The Polish Complex
[In the following review, the critic delineates the historical significance of the setting, plot, and characters of The Polish Complex.]
A prolific and talented novelist (who has also worked effectively in film), Konwicki has recently felt it necessary to express through fiction his most passionately held sociopolitical views. The Polish Complex, first published in London by "Index on Censorship" (1977) after limited samizdat circulation at home, points an accusing finger at Russia, the age-old enemy which has dominated, exploited and repressed Poland for almost two centuries. The writer comes from Vilno (the former capital of Polish Lithuania); as a very young man he joined the partisans and fought against the occupying Germans and later the Russians (for which he was sentenced to jail). Now, apparently, he has been again arrested by the new military authorities in his country.
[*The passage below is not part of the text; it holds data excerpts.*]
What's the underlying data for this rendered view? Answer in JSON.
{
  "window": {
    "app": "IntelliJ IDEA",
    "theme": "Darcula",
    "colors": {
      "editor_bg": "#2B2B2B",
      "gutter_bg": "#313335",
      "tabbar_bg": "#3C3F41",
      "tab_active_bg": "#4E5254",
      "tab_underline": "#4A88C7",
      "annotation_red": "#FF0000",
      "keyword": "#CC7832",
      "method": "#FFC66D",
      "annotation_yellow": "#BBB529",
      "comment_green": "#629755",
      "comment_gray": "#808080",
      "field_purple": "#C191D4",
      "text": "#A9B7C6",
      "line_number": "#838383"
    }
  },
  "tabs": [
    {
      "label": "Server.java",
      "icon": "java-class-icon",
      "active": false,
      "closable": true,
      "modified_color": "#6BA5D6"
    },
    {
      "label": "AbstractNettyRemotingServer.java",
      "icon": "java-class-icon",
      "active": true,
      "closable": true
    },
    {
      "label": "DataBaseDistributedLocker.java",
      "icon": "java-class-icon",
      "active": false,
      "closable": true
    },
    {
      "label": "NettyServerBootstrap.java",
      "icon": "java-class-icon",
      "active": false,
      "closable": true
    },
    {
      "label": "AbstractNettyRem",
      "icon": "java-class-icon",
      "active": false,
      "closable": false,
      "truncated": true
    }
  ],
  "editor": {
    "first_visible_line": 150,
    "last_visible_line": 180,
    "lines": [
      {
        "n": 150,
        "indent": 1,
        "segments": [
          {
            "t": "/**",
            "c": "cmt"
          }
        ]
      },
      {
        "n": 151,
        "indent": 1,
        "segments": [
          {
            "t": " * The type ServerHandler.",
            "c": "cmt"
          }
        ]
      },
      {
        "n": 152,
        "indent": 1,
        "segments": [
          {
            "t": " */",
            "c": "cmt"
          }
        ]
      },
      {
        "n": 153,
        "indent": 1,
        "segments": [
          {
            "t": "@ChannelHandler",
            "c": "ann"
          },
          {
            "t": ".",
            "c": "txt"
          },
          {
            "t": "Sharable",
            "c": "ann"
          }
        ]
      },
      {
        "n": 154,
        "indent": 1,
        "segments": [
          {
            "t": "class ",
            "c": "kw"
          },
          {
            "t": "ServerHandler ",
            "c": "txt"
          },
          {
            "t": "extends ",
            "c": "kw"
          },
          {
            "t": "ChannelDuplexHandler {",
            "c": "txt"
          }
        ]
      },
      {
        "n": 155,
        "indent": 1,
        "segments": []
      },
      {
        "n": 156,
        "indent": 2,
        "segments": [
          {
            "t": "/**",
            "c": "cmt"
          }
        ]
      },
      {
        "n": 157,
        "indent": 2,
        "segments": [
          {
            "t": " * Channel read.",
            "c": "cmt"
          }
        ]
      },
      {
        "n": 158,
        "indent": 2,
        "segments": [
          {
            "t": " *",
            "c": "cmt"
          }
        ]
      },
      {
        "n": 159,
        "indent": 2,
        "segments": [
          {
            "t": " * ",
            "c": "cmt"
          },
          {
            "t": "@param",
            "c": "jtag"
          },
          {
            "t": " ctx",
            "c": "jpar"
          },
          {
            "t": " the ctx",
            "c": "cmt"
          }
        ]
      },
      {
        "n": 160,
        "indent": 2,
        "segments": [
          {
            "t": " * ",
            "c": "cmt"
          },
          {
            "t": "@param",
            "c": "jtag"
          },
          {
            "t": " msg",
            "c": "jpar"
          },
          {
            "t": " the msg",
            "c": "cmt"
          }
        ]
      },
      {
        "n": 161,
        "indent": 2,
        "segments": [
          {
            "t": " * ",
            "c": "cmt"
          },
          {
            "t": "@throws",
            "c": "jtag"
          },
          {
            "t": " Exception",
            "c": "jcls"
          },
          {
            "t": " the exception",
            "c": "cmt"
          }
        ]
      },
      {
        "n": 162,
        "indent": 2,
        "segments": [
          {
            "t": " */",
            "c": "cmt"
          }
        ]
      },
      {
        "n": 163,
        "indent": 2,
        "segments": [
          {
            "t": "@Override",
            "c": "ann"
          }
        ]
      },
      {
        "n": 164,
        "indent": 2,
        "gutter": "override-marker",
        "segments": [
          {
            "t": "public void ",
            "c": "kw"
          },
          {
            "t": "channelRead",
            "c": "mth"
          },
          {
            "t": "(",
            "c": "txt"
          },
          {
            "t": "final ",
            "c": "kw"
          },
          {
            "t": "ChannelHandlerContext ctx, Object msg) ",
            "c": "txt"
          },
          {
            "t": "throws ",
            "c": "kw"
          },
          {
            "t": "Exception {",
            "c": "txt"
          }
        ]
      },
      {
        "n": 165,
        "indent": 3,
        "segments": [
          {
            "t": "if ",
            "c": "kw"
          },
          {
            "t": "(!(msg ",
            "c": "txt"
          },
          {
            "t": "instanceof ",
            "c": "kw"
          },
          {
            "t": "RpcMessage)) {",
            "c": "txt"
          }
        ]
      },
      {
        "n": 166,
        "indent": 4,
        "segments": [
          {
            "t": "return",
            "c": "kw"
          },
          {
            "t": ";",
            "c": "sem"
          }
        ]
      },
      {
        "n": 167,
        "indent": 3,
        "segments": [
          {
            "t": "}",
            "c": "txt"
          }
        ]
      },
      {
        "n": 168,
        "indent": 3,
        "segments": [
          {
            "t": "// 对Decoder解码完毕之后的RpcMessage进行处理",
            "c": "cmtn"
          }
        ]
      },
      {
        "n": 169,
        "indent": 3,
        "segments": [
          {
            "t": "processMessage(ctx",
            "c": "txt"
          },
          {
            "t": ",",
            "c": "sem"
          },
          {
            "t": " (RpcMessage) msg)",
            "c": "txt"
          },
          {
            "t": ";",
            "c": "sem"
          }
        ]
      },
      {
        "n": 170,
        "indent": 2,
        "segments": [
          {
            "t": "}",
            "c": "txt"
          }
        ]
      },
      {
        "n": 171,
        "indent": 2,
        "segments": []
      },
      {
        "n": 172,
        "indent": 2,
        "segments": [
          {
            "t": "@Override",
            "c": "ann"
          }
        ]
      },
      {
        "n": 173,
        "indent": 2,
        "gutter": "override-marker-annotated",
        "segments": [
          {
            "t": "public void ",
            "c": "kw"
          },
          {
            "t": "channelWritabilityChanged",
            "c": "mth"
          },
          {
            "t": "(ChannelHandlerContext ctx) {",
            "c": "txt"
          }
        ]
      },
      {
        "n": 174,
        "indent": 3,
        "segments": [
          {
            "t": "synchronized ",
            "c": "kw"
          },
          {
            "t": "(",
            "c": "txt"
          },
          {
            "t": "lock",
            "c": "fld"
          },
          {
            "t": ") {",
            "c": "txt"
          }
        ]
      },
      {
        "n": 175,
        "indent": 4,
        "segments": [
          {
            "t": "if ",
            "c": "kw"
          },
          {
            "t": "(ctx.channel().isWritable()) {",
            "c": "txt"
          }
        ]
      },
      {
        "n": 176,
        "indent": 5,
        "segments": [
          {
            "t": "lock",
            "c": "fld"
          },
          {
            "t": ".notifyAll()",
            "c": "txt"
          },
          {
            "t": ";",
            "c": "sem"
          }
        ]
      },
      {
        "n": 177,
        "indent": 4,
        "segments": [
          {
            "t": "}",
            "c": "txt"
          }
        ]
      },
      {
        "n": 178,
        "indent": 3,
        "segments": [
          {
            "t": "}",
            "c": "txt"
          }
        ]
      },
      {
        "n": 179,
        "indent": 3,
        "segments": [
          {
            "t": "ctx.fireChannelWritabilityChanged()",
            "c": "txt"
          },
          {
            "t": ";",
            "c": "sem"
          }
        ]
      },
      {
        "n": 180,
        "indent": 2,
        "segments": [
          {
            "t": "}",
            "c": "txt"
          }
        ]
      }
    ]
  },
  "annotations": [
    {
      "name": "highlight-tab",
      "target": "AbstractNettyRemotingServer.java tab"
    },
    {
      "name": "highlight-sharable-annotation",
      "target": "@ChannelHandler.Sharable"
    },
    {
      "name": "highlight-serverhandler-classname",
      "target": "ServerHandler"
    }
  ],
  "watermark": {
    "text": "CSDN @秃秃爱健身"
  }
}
In his work Konwicki returns almost obsessively to Vilno and to Lithuania's forests and marshes. Memoriesof the past, shimmering eerily, merge with feelings of guilt and disillusion from that now-shadowy war. The narrator K., an alter ego, propels us on a train of free association back and forth in time and space. He probes with irony the depths of bathos—the pedestrian absurdity of contemporary Polish life. The past is rendered with romantic pathos; the future is pathetic too, in a disturbing though unoriginal vision of a triumphant One-State.
The main plot is intentionally anti-climactic: on the day before Christmas a group of Varsovians wait in line at the central state-run jewelry store. Anticipating the arrival of a shipment of gold rings from the Soviet Union, they brave the raw weather, converse, quarrel, even fall in love. Ironically, the shipment turns out to contain only electric samovars; however, the assembled fortune hunters remain undeterred. After the store's closing, they repair to the hallway of a neighboring apartment building. When they part company, the first star hovers above the Palace of Culture irradiating light like a UFO. In the finale a black man and his Polish wife enter carrying their newborn infant.
The characters are aptly chosen to represent social diversity: a worker, a student, an affluent countrywoman, a seedy Laurel and Hardy twosome (one of whom was once ordered by the underground command to kill the narrator), a young police spy clad in fashionable denims, a youthful French anarchist (naively infatuated with Poland) and a languorous brunette store employee whose fresh beauty brings the ailing, aging narrator erotic stimulation and temporary fulfillment.
In essence the novel forms a mosaic in which digressive passages counterbalance and sometimes eclipse the story being told in the present tense. The digressions, often narrated as interior monologues, examine the way Poles see themselves and the world. Are they romantic, irresponsible mythmakers who transmit their "complexes" to future generations, or are they the innocent victims of brutal historical currents? Have their repeated self-sacrifices tended to preclude the practical acceptance of hard realities? Konwicki feels that, as a writer, he must show his country's travail, ultimately to place it within larger perspectives. The novel's main leitmotiv depicts, in turgid prose, an eternally dark, cosmic landscape marred by the excrescences of modern civilization, a faithless world lacking in moral fiber but rich in banality.